NEW DELHI :
As climate change will put three times more people at risk of coastal flooding by 2050 than previously thought, Mumbai and Kolkata are on the list of global cities that face the risk of being wiped out, according to a latest research report.
The study by New Jersey-based Climate Central found that sea levels projected by 2050 are high enough to threaten land currently home to a total of 150 million people to a future permanently below the high tide line.
"The new projections suggest that much of Mumbai, India’s financial capital and one of the largest cities in the world, is at risk of being wiped out. Built on what was once a series of islands, the city’s historic downtown core is particularly vulnerable," a New York Times report, based on the findings, said.
The study found that 300 million people are now living on land that is likely to flood at least once a year on average by mid-century without adequate sea defences, even if governments manage to make sharp cuts in emissions. Earlier estimates had put that figure at about 80 million.
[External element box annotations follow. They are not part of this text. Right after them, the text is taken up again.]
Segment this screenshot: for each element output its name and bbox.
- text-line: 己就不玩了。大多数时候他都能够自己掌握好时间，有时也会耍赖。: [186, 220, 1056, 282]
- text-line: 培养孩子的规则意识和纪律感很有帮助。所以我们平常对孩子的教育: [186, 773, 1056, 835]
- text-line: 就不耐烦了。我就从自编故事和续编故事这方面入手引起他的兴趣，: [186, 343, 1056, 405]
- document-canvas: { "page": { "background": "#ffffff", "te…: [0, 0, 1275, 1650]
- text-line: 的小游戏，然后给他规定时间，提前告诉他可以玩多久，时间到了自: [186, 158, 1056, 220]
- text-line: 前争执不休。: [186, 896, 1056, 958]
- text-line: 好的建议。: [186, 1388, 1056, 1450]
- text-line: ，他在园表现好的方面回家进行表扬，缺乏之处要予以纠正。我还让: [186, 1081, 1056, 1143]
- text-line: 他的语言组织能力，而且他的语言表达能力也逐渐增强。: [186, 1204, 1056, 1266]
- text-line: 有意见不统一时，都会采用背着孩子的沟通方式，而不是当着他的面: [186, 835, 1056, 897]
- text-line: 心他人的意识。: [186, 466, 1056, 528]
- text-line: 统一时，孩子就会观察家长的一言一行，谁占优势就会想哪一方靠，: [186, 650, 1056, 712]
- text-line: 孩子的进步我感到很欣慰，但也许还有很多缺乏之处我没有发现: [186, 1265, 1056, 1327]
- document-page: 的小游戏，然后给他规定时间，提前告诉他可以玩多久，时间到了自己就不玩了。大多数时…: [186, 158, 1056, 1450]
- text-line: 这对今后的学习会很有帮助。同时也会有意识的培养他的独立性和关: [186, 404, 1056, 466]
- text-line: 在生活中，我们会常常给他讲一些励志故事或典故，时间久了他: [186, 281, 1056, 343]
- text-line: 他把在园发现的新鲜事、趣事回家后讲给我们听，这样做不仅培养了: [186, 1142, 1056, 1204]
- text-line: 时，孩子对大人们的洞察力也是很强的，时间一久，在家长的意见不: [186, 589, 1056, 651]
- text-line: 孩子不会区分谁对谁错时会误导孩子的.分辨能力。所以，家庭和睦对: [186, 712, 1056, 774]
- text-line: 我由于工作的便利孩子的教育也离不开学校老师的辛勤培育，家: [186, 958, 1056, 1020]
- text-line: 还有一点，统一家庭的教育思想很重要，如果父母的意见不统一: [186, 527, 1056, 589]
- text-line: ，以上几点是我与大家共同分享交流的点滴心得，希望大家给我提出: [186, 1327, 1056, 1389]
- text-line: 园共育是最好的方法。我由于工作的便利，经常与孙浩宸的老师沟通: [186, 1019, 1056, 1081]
China, Bangladesh, India, Vietnam, Indonesia, Thailand, the Philippines, and Japan account for the bulk of the at-risk population.
The study shows that Southern Vietnam could disappear while 10% of Thailand's land could vanish under water.
In Shanghai, on the other hand, water threatens to consume the heart of the city and many other cities around it.
Last month, an Intergovernmental Panel on Climate Change (IPCC) report had warned that global sea levels are set to rise by at least 1 metre by 2100 if carbon emissions go unchecked, submerging hundreds of cities, including Mumbai and Kolkata.
The UN report had warned that a mere 50 cm rise in the sea level is enough to flood major port cities around the world and expose more than 150 million people to disasters.